In Vivir afuera [Living outside], the novel about which Quintín and I had our conflict), there is a character from another novel, Los pichiciegos (the novel I published at Ediciones de la Flor). That “character/hook” is there to thread together the different parts of that whole which is the work, and also to arrange each of Fogwill’s narrative obsessions—drugs, sex, war, surveillance systems, objects and brands, youth—his modernity, which was always, at least as an illusion, ours.
*
I am going to close for you my Fogwill archive.
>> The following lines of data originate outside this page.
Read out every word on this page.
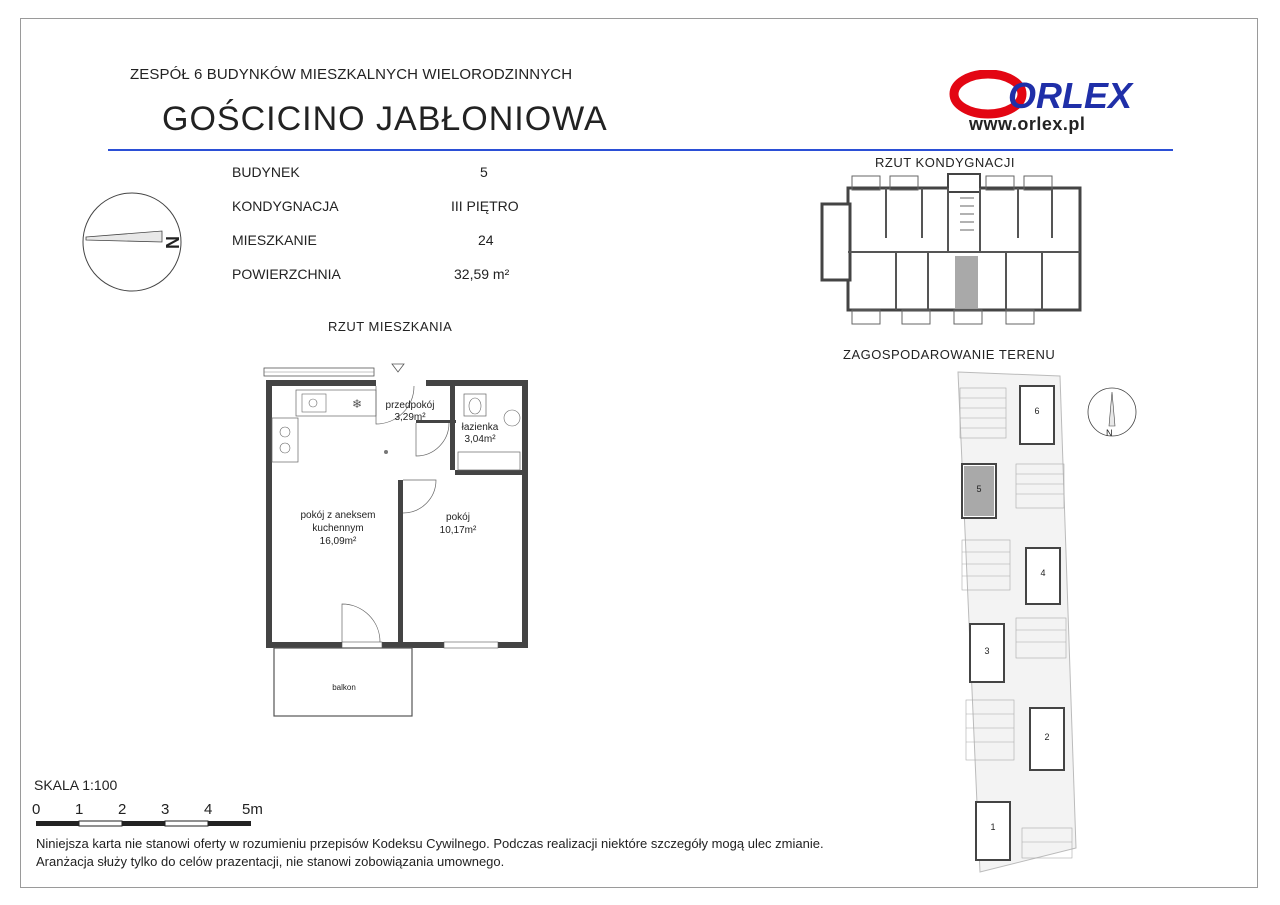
ZESPÓŁ 6 BUDYNKÓW MIESZKALNYCH WIELORODZINNYCH
GOŚCICINO JABŁONIOWA
ORLEX
www.orlex.pl
N
BUDYNEK	5
KONDYGNACJA	III PIĘTRO
MIESZKANIE	24
POWIERZCHNIA	32,59 m²
RZUT MIESZKANIA
RZUT KONDYGNACJI
ZAGOSPODAROWANIE TERENU
❄ przedpokój
3,29m²
łazienka
3,04m²
pokój z aneksem
kuchennym
16,09m²
pokój
10,17m²
balkon
6
5
4
3
2
1
N
SKALA 1:100
0 1 2 3 4 5m
Niniejsza karta nie stanowi oferty w rozumieniu przepisów Kodeksu Cywilnego. Podczas realizacji niektóre szczegóły mogą ulec zmianie.
Aranżacja służy tylko do celów prazentacji, nie stanowi zobowiązania umownego.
For me, it will always remain open, because it is part of my life and I need to remain close to that vigilant consciousness that simultaneously tells me that I wrote something well while also treating me like a dumbass for everything I wrote poorly; that simultaneously admires one of my turns of phrase while criticizing my beautician-like academicism.
I’ll close my archive with these emails we exchanged shortly before he died in 2010, which are titled “Pending Accounts,” the subject line of his original email (“settling accounts” and “giving account” were two of Quique’s obsessions).
On April 6, 2010 (9:34 p.m.), Fogwill forwarded me an email he had sent to someone else to criticize that third party’s opinions about a book (by then I had learned that Fogwill badmouthed others to me and badmouthed me to others, but this had ceased to terrify me). At the end of that forwarded email, he told the third party:
I would respond to your comment with the foulest critical arsenal.
But I will keep it to myself and I ask those who already know my opinion and this response—Daniel, Damian, and Pablo—to also keep it to themselves.
That same day (at 11:28 p.m.) I responded:
Accurate, fair, necessary.
To tell you I read your email while listening to Frauenliebe und -leben would be an abuse of your credulity and your generosity.
Best
Shortly thereafter (11:52 p.m.) Fogwill responded:
I believe you. Did you pay attention to the part about maternity?
“an meinem herzen an meinem brust,
du meine Wonne, du meine Lust”…
Doesn’t it seem like the song of a gleeful fag?
The next day (2:11 p.m.) I contradicted him:
I think you’re wrong regarding the Lieder: the song of the gleeful fag is “Du Ring an meinem Finger”… The other is the song of a woman in ecstasy…
Of course, Fogwill accepted the challenge and added (5:57 p.m.):
in terms of ecstasy, you’ll see that the musical phrase that appears in the lines of the first verse
Wie im wachen Traume
Schwebt sein Bild mir vor,
and which is repeated below the text of the second
Möchte lieber weinen,
Still im Kämmerlein
appears in altered form in
Den seligsten Tod mich schlürfen
In Tränen unendlicher Lust.
and is prefigured in R.W.’s Liebestod
and repeated in the second verse.
Fröhliche Gehören
Fogwill tried to say “happy listening,” but he used a word that can also be understood as belonging or participation. One listens from the other that in which one is participating in, or attempting to participate to. In Fogwill’s case, that is his generosity, his severity, his rigidity. And also—why not?—his inoffensive backbiting.